Uno de los retos de las Smart Cities, o de las ciudades que deseen convertirse en una de ellas, es convertirse en un polo de desarrollo económico del siglo XXI. Para ello, el aumento de la productividad no basta, como sucedía antes, sino que el crecimiento económico y la creación de empleo se ve influencia por la productividad (en un 60%) y por el nivel de calidad de vida y servicios en la ciudad (en un 40%).
El capital humano constituye un elemento esencial para que las Smart Cities puedan explotar su potencial de crecimiento. A mayor nivel formativo de la fuerza laboral de la ciudad, mayor atracción y generación de economías de alto valor añadido, lo cual significa mejores empleos (estables, mejor remunerados, incremento del conocimiento en toda la sociedad…) y con ello una fijación de población de gran interés para los gestores urbanos (mayores bases imponibles, mayor demanda de servicios de valor añadido, aumento de la creatividad y la actividad intelectual de la ciudad, atracción de eventos…). Es un círculo virtuoso. De hecho, y según previsiones de Naciones Unidas, en el futuro inmediato los trabajadores de alta cualificación protagonizarán los flujos migratorios que en el pasado estaban reservados a los trabajadores de escasa preparación. Por consiguiente, las ciudades habrán de competir por retener y captar a esos perfiles, necesarios para que la Smart City despliegue plenamente su potencial.
Además, las Smart Cities han de ofrecer mejoras de competitividad a través de los incrementos de eficiencia asociados a la prestación de los servicios públicos (mejor gestión del tráfico, transporte público inteligente, infraestructuras de comunicación accesibles en calidad y precio, aplicación del Internet de las cosas, sostenibilidad económica y ambiental, etc.).
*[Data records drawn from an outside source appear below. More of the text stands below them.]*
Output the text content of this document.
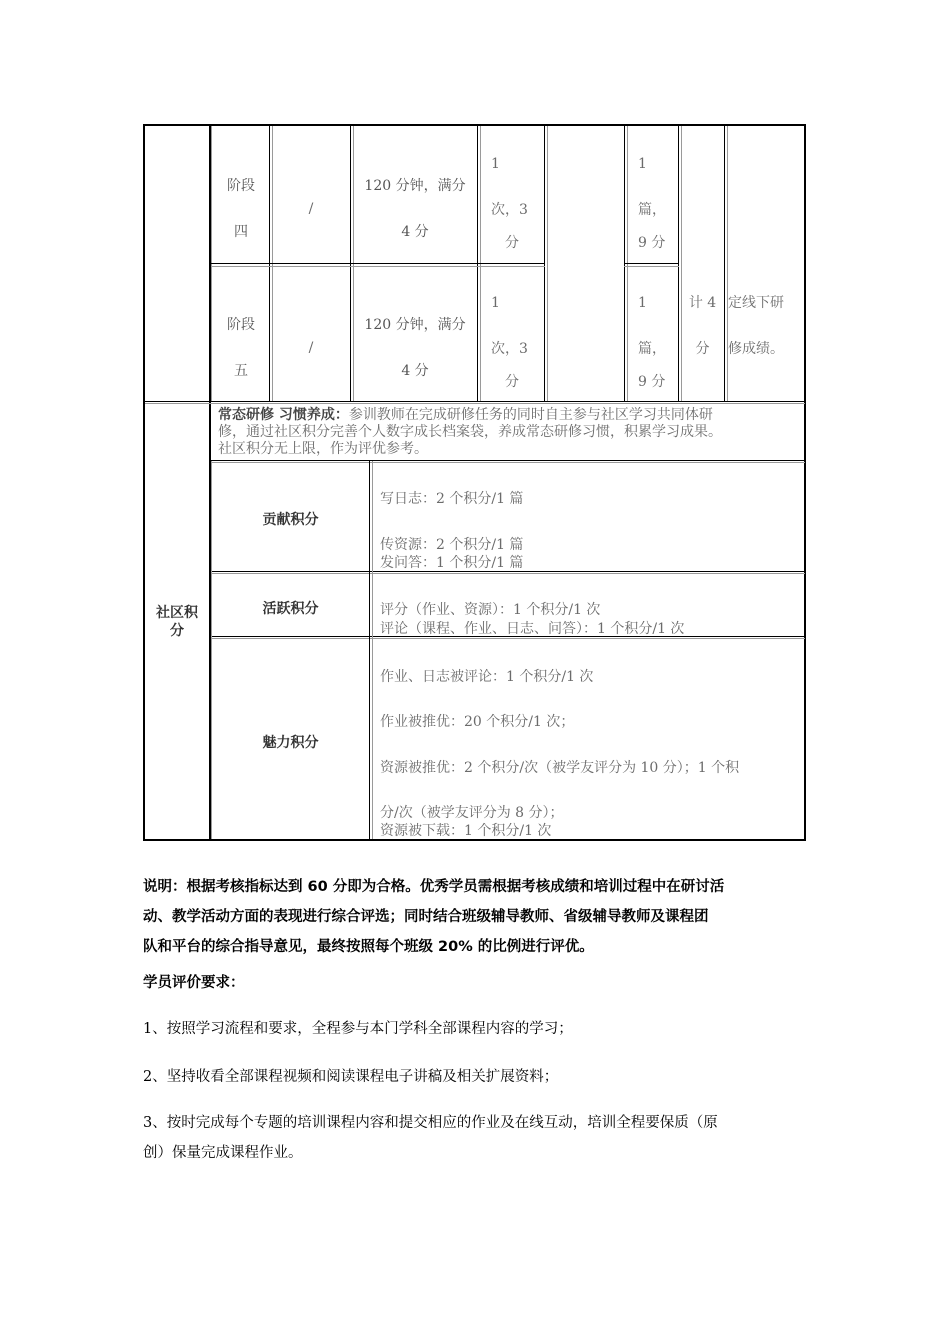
阶段
四
/
120 分钟，满分
4 分
1
次，3
分
1
篇，
9 分
阶段
五
/
120 分钟，满分
4 分
1
次，3
分
1
篇，
9 分
计 4
分
定线下研
修成绩。
社区积
分
常态研修 习惯养成：参训教师在完成研修任务的同时自主参与社区学习共同体研
修，通过社区积分完善个人数字成长档案袋，养成常态研修习惯，积累学习成果。
社区积分无上限，作为评优参考。
贡献积分
写日志：2 个积分/1 篇
传资源：2 个积分/1 篇
发问答：1 个积分/1 篇
活跃积分	评分（作业、资源）：1 个积分/1 次
评论（课程、作业、日志、问答）：1 个积分/1 次
魅力积分
作业、日志被评论：1 个积分/1 次
作业被推优：20 个积分/1 次；
资源被推优：2 个积分/次（被学友评分为 10 分）；1 个积
分/次（被学友评分为 8 分）；
资源被下载：1 个积分/1 次
说明：根据考核指标达到 60 分即为合格。优秀学员需根据考核成绩和培训过程中在研讨活
动、教学活动方面的表现进行综合评选；同时结合班级辅导教师、省级辅导教师及课程团
队和平台的综合指导意见，最终按照每个班级 20% 的比例进行评优。
学员评价要求：
1、按照学习流程和要求，全程参与本门学科全部课程内容的学习；
2、坚持收看全部课程视频和阅读课程电子讲稿及相关扩展资料；
3、按时完成每个专题的培训课程内容和提交相应的作业及在线互动，培训全程要保质（原
创）保量完成课程作业。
Para ello, las Administraciones Públicas juegan un papel muy importante en el impulso de las Smart Cities. Por un lado, como responsables de las entidades locales, los gobiernos municipales han de acometer los proyectos de transformación de los servicios de la ciudad. Por otro lado, las Administraciones Públicas han de apoyar el desarrollo de tecnologías y modelos de servicios propios de la Smart City.
Para adentrarse en la transformación hacia una Smart City, plan que tiene sus riesgos, es aconsejable que la ciudad se integre en alguna red de ciudades, para aprender de otras experiencias e imitar las acciones de éxito. Hay que ser consciente de las inversiones que se puedan requerir, lo que invita a optar por tecnologías maduras y contrastadas, minimizando los riesgos tecnológicos. Y, por otro lado, como cualquier transformación que se pueda llevar a cabo en la ciudad, resulta indispensable contar con el beneplácito de la población, por lo que para ello se empezaría por las iniciativas de menor coste y mayor impacto o visibilidad, con el fin de ganarse la opinión pública y que el proceso gane apoyos.
Pero sobre todo, ha de tenerse en cuenta que uno de los puntos más delicados es que la transformación hacia una Smart City es lenta. Los responsables políticos han de aceptar que el proceso (y sus partes y/o proyectos) trascenderá la duración de un periodo electoral, por lo que la fijación de unos indicadores consensuados que permitan evaluar y comparar el proceso de transformación resulta de gran ayuda para evitar disputas partidistas (siempre y cuando ya se cuente con los políticos intelectualmente maduros).